Adam Naylor started with ‘Newhaven Harbour Blues’, another song this evening with a waterfront location. I love all these running themes and subthemes! About disagreeing and having different points of view but ultimately accepting that. Fishermen were mentioned but only, I think, as nebulous characters in the tale. A nod to Scotland’s bard, ‘One Small Thing’ was about the best laid plans not always working out, taking small steps and realising that, as an adult, you don’t know everything when as a teenager you thought you did. Very pleasant easy listening. ‘Learn To Fly’ was a catchy song about finding someone who helped him learn to fly, figuratively rather than literally I assume. Perhaps an allusion to his recent marriage?
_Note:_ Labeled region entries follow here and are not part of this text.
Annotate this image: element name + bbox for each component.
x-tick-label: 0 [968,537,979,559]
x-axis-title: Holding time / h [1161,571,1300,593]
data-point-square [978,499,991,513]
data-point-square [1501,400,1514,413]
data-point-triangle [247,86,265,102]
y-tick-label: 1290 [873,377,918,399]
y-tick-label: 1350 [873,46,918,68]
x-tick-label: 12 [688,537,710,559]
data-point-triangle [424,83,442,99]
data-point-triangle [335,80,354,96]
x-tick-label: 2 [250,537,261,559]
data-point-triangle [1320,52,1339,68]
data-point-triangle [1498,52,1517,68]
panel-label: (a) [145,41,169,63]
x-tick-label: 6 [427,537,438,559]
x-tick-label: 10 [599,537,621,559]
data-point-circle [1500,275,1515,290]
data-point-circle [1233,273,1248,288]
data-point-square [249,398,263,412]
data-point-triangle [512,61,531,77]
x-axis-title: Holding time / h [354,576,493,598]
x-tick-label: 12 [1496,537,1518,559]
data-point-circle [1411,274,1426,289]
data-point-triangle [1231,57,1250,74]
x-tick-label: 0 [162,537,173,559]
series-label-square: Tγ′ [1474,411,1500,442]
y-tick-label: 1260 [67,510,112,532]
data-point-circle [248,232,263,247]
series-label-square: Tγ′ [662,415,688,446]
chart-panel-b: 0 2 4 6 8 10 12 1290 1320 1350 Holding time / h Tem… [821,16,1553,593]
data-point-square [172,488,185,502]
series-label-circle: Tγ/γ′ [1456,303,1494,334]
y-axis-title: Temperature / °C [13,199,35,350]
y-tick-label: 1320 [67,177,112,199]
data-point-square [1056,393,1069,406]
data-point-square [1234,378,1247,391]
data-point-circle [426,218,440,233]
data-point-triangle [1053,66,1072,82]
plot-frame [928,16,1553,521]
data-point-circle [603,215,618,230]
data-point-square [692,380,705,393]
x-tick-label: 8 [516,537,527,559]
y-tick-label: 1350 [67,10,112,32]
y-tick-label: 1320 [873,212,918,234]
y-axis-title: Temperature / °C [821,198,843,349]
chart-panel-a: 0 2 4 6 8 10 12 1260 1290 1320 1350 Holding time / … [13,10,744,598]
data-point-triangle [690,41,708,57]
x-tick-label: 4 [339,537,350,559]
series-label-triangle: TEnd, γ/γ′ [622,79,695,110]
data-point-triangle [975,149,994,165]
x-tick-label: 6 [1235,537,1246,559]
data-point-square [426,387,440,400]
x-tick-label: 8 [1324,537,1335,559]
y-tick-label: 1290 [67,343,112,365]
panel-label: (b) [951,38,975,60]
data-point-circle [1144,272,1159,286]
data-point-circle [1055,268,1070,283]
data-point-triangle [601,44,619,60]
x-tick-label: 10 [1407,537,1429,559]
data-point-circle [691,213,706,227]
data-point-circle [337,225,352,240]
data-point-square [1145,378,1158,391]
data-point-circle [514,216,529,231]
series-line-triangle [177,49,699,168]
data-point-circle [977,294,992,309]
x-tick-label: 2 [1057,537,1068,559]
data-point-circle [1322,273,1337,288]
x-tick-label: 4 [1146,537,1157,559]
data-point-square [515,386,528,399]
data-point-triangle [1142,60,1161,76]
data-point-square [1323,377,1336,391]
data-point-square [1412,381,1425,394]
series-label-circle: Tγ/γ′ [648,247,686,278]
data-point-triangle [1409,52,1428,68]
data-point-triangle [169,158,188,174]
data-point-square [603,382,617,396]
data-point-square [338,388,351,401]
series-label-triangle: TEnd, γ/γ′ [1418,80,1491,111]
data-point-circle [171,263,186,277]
Adam is looking for a band – contact him on Facebook if you’re interested.  

Our feature act for the evening was Sonja Sleator, a young singer-songwriter based in Belfast and on tour around the UK, accompanied by guitarist Daniel. Sonja started with ‘Five Years’, about her mum giving her five years to make a success of her music career. Hats off to Ms. Sleator senior for providing her daughter support for that length of time and being a sensible parent! A strong, memorable chorus and a great delivery – Sonja’s voice has a huskiness which is incredibly endearing. ‘Goodbye’ was about deciding to leave someone who then lied about having cancer to persuade her to stay with him – what a cad. Great melody and a sweet song. ‘America’ was about playing songs in the USA and dreaming of moving there. Great Irish-smoky vocal from Sonja and nice dynamics from Daniel. ‘I Want You Just As Much As You Want Me’ was about being in love with someone but with a dark twist. Sample lyric: “bring the bodies where no-one will find”. ‘Mia’ showcased Sonja’s mature voice and reminded me of Suzanne Vega in her ‘80s pomp. Song of the night for me. ‘Pour The Vodka’ was about having one-too-many drinks to get Dutch courage to speak to a musician. Laid back sound matching the late Spring / early Summer day. ‘Murder’ was influenced by Ryan Adams – great guitar from Sonja and a simple, effective melody line. Very enjoyable and a healthy mix of darkness and lightness. ‘Cambria Moon’ was about a place near San Francisco where Sonja wrote the song. Some enjoyable backing vocals from Daniel and a cracking guitar riff too – I can hear this on a BBC 6music playlist and perhaps even Radio 2. A cracking set from Sonja and Daniel and we wish them all the best.